Healthy children are a blessing and, even where their birth arises from a breach of contract, the costs of bringing them up cannot be recovered as compensation. The Court of Appeal made that point in the case of a father whose ex-partner gave birth to his daughter after forging his signature on an IVF consent form.
The ex-couple previously had a son after undergoing IVF treatment at a fertility clinic. Following that procedure, fertilised embryos were frozen in case they were needed in future. Following the breakdown of their relationship, an embryo was thawed after the mother forged the father’s signature on the form. She was subsequently implanted with the embryo and, in due course, gave birth to a healthy baby girl.
The father was unaware of what she had done until after she was pregnant. In those circumstances, he launched proceedings with a view to recovering the costs of bringing up his daughter to adulthood, but his claim was dismissed by a judge on public policy grounds.

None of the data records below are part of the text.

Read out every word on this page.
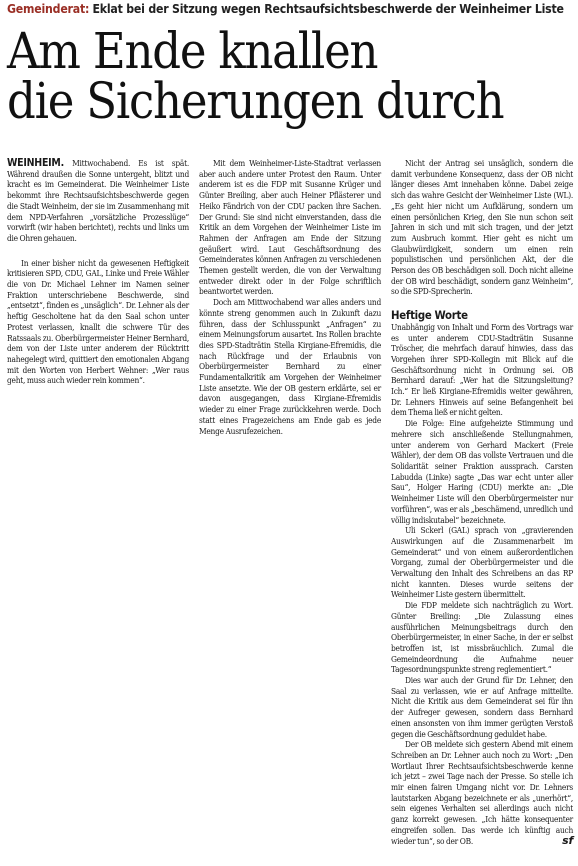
Gemeinderat: Eklat bei der Sitzung wegen Rechtsaufsichtsbeschwerde der Weinheimer Liste
Am Ende knallen
die Sicherungen durch

WEINHEIM. Mittwochabend. Es ist spät. Während draußen die Sonne untergeht, blitzt und kracht es im Gemeinderat. Die Weinheimer Liste bekommt ihre Rechtsaufsichtsbeschwerde gegen die Stadt Weinheim, der sie im Zusammenhang mit dem NPD-Verfahren „vorsätzliche Prozesslüge“ vorwirft (wir haben berichtet), rechts und links um die Ohren gehauen.

In einer bisher nicht da gewesenen Heftigkeit kritisieren SPD, CDU, GAL, Linke und Freie Wähler die von Dr. Michael Lehner im Namen seiner Fraktion unterschriebene Beschwerde, sind „entsetzt“, finden es „unsäglich“. Dr. Lehner als der heftig Gescholtene hat da den Saal schon unter Protest verlassen, knallt die schwere Tür des Ratssaals zu. Oberbürgermeister Heiner Bernhard, dem von der Liste unter anderem der Rücktritt nahegelegt wird, quittiert den emotionalen Abgang mit den Worten von Herbert Wehner: „Wer raus geht, muss auch wieder rein kommen“.

Mit dem Weinheimer-Liste-Stadtrat verlassen aber auch andere unter Protest den Raum. Unter anderem ist es die FDP mit Susanne Krüger und Günter Breiling, aber auch Heiner Pflästerer und Heiko Fändrich von der CDU packen ihre Sachen. Der Grund: Sie sind nicht einverstanden, dass die Kritik an dem Vorgehen der Weinheimer Liste im Rahmen der Anfragen am Ende der Sitzung geäußert wird. Laut Geschäftsordnung des Gemeinderates können Anfragen zu verschiedenen Themen gestellt werden, die von der Verwaltung entweder direkt oder in der Folge schriftlich beantwortet werden.

Doch am Mittwochabend war alles anders und könnte streng genommen auch in Zukunft dazu führen, dass der Schlusspunkt „Anfragen“ zu einem Meinungsforum ausartet. Ins Rollen brachte dies SPD-Stadträtin Stella Kirgiane-Efremidis, die nach Rückfrage und der Erlaubnis von Oberbürgermeister Bernhard zu einer Fundamentalkritik am Vorgehen der Weinheimer Liste ansetzte. Wie der OB gestern erklärte, sei er davon ausgegangen, dass Kirgiane-Efremidis wieder zu einer Frage zurückkehren werde. Doch statt eines Fragezeichens am Ende gab es jede Menge Ausrufezeichen.

Nicht der Antrag sei unsäglich, sondern die damit verbundene Konsequenz, dass der OB nicht länger dieses Amt innehaben könne. Dabei zeige sich das wahre Gesicht der Weinheimer Liste (WL). „Es geht hier nicht um Aufklärung, sondern um einen persönlichen Krieg, den Sie nun schon seit Jahren in sich und mit sich tragen, und der jetzt zum Ausbruch kommt. Hier geht es nicht um Glaubwürdigkeit, sondern um einen rein populistischen und persönlichen Akt, der die Person des OB beschädigen soll. Doch nicht alleine der OB wird beschädigt, sondern ganz Weinheim“, so die SPD-Sprecherin.

Heftige Worte

Unabhängig von Inhalt und Form des Vortrags war es unter anderem CDU-Stadträtin Susanne Tröscher, die mehrfach darauf hinwies, dass das Vorgehen ihrer SPD-Kollegin mit Blick auf die Geschäftsordnung nicht in Ordnung sei. OB Bernhard darauf: „Wer hat die Sitzungsleitung? Ich.“ Er ließ Kirgiane-Efremidis weiter gewähren, Dr. Lehners Hinweis auf seine Befangenheit bei dem Thema ließ er nicht gelten.

Die Folge: Eine aufgeheizte Stimmung und mehrere sich anschließende Stellungnahmen, unter anderem von Gerhard Mackert (Freie Wähler), der dem OB das vollste Vertrauen und die Solidarität seiner Fraktion aussprach. Carsten Labudda (Linke) sagte „Das war echt unter aller Sau“, Holger Haring (CDU) merkte an: „Die Weinheimer Liste will den Oberbürgermeister nur vorführen“, was er als „beschämend, unredlich und völlig indiskutabel“ bezeichnete.

Uli Sckerl (GAL) sprach von „gravierenden Auswirkungen auf die Zusammenarbeit im Gemeinderat“ und von einem außerordentlichen Vorgang, zumal der Oberbürgermeister und die Verwaltung den Inhalt des Schreibens an das RP nicht kannten. Dieses wurde seitens der Weinheimer Liste gestern übermittelt.

Die FDP meldete sich nachträglich zu Wort. Günter Breiling: „Die Zulassung eines ausführlichen Meinungsbeitrags durch den Oberbürgermeister, in einer Sache, in der er selbst betroffen ist, ist missbräuchlich. Zumal die Gemeindeordnung die Aufnahme neuer Tagesordnungspunkte streng reglementiert.“

Dies war auch der Grund für Dr. Lehner, den Saal zu verlassen, wie er auf Anfrage mitteilte. Nicht die Kritik aus dem Gemeinderat sei für ihn der Aufreger gewesen, sondern dass Bernhard einen ansonsten von ihm immer gerügten Verstoß gegen die Geschäftsordnung geduldet habe.

Der OB meldete sich gestern Abend mit einem Schreiben an Dr. Lehner auch noch zu Wort: „Den Wortlaut Ihrer Rechtsaufsichtsbeschwerde kenne ich jetzt – zwei Tage nach der Presse. So stelle ich mir einen fairen Umgang nicht vor. Dr. Lehners lautstarken Abgang bezeichnete er als „unerhört“, sein eigenes Verhalten sei allerdings auch nicht ganz korrekt gewesen. „Ich hätte konsequenter eingreifen sollen. Das werde ich künftig auch wieder tun“, so der OB.	sf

In ruling on the father’s appeal against that decision, the Court found that the clinic had been under an absolute imperative to obtain his written consent to the embryo being thawed and implanted. The requirement for such consent was a cornerstone of the Human Fertilisation and Embryology Act 1990. The clinic had been duped by the mother, and had not been negligent, but the use of reasonable care provided it with no defence to the father’s claim.
In dismissing the appeal, however, the Court noted the impossibility of calculating the value to be attributed to the benefit of a healthy child, so as to set off such value against the financial burden of bringing up that child. The Court also observed that legal authorities on the issue are pervaded by a sense that it is morally unacceptable to regard a healthy child as a financial burden.